First came generators, petrol then diesel then gas. Then came inverters with lead-acid batteries, then lithium batteries, and then solar panels added on top to charge them without spending on fuel. The 1 kWh solar generator, once considered a niche product, is now a completely ordinary fixture in small households and one-room businesses. Some call them power stations, and that name has started to feel accurate. Provisions shops, phone repair kiosks, tailoring studios, and barbing salons run on them every single day. They are small enough to sit on a balcony, affordable enough for a two-month savings plan, and powerful enough to run lights, DC fans, and a phone charger without touching a NEPA bill.

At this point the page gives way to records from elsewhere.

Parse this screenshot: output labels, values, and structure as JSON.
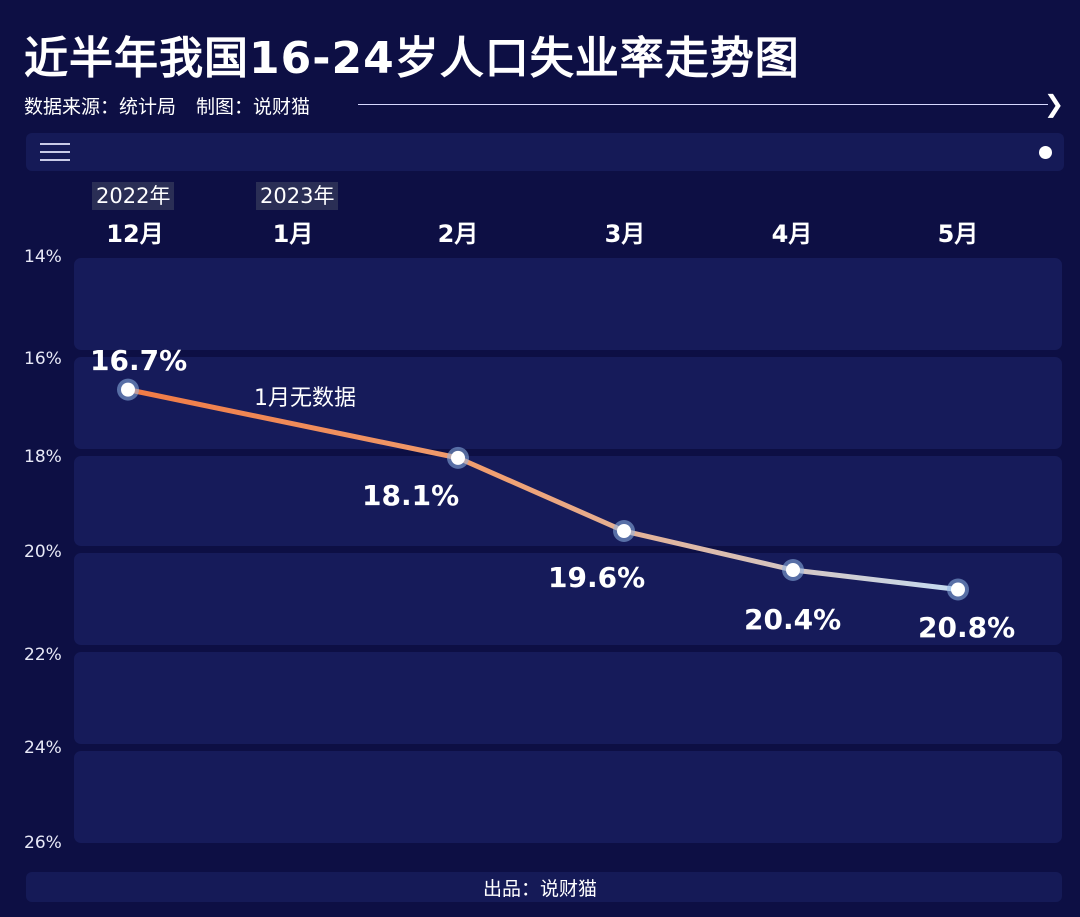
{
  "header": {
    "title": "近半年我国16-24岁人口失业率走势图",
    "source": "数据来源：统计局",
    "credit": "制图：说财猫"
  },
  "footer": {
    "text": "出品：说财猫"
  },
  "chart_data": {
    "type": "line",
    "title": "近半年我国16-24岁人口失业率走势图",
    "year_tags": [
      "2022年",
      "2023年"
    ],
    "categories": [
      "12月",
      "1月",
      "2月",
      "3月",
      "4月",
      "5月"
    ],
    "series": [
      {
        "values": [
          16.7,
          null,
          18.1,
          19.6,
          20.4,
          20.8
        ]
      }
    ],
    "data_labels": [
      "16.7%",
      "",
      "18.1%",
      "19.6%",
      "20.4%",
      "20.8%"
    ],
    "annotation": "1月无数据",
    "y_ticks": [
      "14%",
      "16%",
      "18%",
      "20%",
      "22%",
      "24%",
      "26%"
    ],
    "ylim": [
      14,
      26
    ],
    "y_inverted": true,
    "grid": "horizontal bands",
    "colors": {
      "background": "#0d0f44",
      "band": "#161b5a",
      "line_start": "#f07a45",
      "line_end": "#c5dcf2",
      "point": "#ffffff"
    }
  }
}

The scale goes well beyond individual homes. Petrol stations that once ran generators round the clock have converted their canopy roofs into solar arrays, running hybrid systems where solar handles daytime load and the generator only kicks in at night. Pharmacies, internet cafés, printing shops, and cold rooms powering perishables now run on solar. The solar transition in Nigeria has been market-driven and it has moved fast.

That context is what makes the arithmetic in TechCartel’s breakdown so pointed. Nigeria’s local solar manufacturing capacity stands at 300 MW as of April 2026. The country’s estimated demand for energy stability is 3.7 GW. The gap is over 3,400 MW. Local manufacturers currently price their panels about 16 percent above imported alternatives. As import taxes rise, that gap will narrow, but the timeline is vital. If local capacity grows faster than analysts expect, the transition could be orderly.

The government’s $425 million commitment to eight new manufacturing plants, and the 150 percent capacity growth achieved in a single year, suggest the industrial ambition is real. Nigerian-assembled panels are already being exported to Ghana and Burkina Faso, which signals a manufacturing base serious enough to serve regional demand. The 2036 target is a decade away, but the trajectory is being built now.

For Nigerians planning a solar installation in the coming months, the window is clear. The Form M grace period runs 90 days from April 1. The Green Tax Surcharge begins July 1. Any installation completed before that first wave of cost increases arrives will avoid the opening price shock. After that, the cost of running your own power in Nigeria, already a choice made out of necessity, gets a little harder to justify on a budget.